You don't just need random force-feeding or mass-feeding of ready-made 'correct' sentences, but you really do need large-scale vocabulary exposure. And to be TESTED on your own terms for exactly what you've been learning in small blocks. To test yourself and to be tested by others, quite a lot. Not just call and response for reaction, which is partially necessary, but also for creative recall. If anything should be drilled it is vocabulary, probably more than fixed sentences beyond the very common fixed structures.
Ideally I would promote a mixture of some audio-lingual with a less structured input system and also testing yourself by speaking/writing short passages and interaction. Drilling is good for reflexes, but perhaps less so for creative sentence building.

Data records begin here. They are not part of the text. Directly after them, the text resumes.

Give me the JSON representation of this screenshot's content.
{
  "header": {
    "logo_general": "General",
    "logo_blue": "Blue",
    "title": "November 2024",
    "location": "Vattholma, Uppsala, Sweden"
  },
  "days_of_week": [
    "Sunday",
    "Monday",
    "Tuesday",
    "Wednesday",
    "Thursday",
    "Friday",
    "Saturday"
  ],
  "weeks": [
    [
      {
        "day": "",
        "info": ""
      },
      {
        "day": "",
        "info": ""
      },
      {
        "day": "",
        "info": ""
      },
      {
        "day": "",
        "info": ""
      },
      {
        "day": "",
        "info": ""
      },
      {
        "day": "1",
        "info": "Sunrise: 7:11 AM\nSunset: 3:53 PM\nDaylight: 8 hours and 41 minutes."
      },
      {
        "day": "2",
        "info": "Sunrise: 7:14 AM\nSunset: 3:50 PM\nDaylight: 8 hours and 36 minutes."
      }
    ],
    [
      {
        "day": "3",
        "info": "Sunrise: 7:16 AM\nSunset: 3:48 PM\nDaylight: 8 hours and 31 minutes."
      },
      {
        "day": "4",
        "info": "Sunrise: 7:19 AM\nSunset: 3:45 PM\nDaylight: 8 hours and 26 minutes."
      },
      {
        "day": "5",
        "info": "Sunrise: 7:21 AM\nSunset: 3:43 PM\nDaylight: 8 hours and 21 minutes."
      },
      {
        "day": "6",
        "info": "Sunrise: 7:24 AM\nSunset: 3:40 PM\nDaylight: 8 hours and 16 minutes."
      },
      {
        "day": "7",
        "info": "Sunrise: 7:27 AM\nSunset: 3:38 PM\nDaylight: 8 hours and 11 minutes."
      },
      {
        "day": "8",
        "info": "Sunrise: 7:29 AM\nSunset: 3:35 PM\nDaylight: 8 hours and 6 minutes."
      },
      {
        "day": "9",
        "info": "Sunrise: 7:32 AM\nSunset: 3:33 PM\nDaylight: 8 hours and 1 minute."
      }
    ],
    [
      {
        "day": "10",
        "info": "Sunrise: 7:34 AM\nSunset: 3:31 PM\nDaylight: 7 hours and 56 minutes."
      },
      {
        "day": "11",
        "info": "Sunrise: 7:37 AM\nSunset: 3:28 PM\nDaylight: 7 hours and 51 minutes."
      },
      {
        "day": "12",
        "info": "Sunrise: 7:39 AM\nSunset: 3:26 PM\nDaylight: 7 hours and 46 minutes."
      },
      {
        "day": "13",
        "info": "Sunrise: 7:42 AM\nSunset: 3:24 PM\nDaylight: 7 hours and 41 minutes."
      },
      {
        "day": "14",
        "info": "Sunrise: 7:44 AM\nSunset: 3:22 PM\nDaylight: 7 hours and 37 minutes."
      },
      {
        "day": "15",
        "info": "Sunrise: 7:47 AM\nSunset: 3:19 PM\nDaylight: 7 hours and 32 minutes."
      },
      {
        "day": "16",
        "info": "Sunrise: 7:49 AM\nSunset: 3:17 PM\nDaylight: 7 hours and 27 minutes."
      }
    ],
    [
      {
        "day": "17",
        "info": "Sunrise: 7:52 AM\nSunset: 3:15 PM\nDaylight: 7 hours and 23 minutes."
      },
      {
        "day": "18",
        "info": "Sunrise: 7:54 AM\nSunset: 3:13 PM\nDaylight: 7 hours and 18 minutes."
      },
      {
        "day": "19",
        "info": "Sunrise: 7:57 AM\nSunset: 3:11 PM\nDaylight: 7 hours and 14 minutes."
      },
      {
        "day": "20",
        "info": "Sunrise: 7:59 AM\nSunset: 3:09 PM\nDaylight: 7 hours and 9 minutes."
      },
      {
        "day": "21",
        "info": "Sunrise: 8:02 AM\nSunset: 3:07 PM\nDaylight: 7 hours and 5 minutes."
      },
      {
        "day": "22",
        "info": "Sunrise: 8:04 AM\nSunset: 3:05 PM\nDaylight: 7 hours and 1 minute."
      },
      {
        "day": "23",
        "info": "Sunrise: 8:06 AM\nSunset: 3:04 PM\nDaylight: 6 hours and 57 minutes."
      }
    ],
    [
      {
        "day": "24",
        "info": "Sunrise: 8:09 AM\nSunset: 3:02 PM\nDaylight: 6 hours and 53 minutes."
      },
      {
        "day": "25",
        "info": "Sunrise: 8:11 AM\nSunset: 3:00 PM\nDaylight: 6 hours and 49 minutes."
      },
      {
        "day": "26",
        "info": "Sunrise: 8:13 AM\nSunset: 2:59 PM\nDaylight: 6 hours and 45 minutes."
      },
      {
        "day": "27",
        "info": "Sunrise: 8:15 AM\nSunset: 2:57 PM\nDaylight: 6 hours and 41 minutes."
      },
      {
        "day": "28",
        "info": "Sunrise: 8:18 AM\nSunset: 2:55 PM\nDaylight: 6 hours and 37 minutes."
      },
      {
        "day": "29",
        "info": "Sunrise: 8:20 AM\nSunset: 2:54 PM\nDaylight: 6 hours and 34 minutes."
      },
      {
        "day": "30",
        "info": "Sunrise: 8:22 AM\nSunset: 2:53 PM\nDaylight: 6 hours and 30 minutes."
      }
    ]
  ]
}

I've looked around at the apps and online courses which now dominate language teaching and find them wanting. Many are not even attempting to do anything new in the way old systems were designed around research. Any half-decent old book can teach you the grammar they offer and even then a lot barely go past A2-B1. So they're weak on grammar, weak on input/content which is drip-fed very slowly and don't offer any drilling of anything. They seem to be an expensive con. I'm sceptical about whether people really learn languages from these apps.
5 x
Pedantry is properly the over-rating of any kind of knowledge we pretend to.